Освальд глянул на очередную «забавную» могилу со слов Милы. 1794–1870. На портрете был изображён широкоплечий офицер с кайзеровскими бакенбардами и планкой наград на правой стороне серо-болотной шинели. Лютер фон Борман, герой войны...
— Погиб на войне...
— Да, Мила, на войне. Раньше всё было проще: одни стреляют, другие тоже, и выигрывает тот, кто сильнее и умнее, и у кого больше золота в резерве. Сейчас у нас совсем другая война...
— Да, знаю, герр сенатор, с политиками и продажными служителями закона, с нечистыми на руку журналистами и убийцами. А самое плохое — это их интриги, — сказала Мила.

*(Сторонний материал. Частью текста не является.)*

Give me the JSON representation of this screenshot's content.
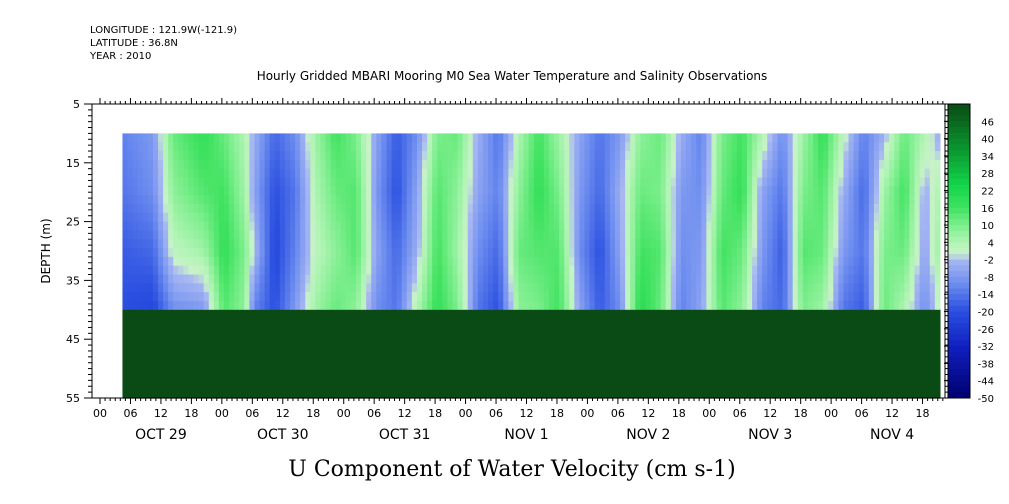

— Да, интриги, никто не хочет играть по правилам, — ловко подметил Освальд.
Цок-цок-цок — каблуки и вольяжная походка сопровождали друг друга по могильным рядам. Изредка в горизонте пролетали птицы в ожидании погребения мертвецов, чьи родственники не в силах оплатить закопку могилы зимой. Это намного дороже, ведь выкопанная земля быстро примерзает к грунту.
Освальд думал, что скажет сегодня на встрече с комиссаром по поводу Конрада и потрошителя Яммера, и какую политическую позицию ему лучше занять на заседании в Сенате. Мила прочувствовала колебания в голове Освальда и, не мешая, шагала рядом.
— Четыре и двадцать семь, — сказала Мила.
Сенатор замер, и цокот каблуков прекратился. «Четыре и двадцать семь» — слишком знакомо, но не может быть правдой. Это его старая фрау и сын. Погребены на глубине двух метров под землёй, гробы тогда в 1896 году хоронили рядом, почти вплотную. Так казалось правильнее, возможно, из-за каких-то моральных вдохновений. Сейчас же их подмыло, наверное, водой, и они лежат совсем рядом.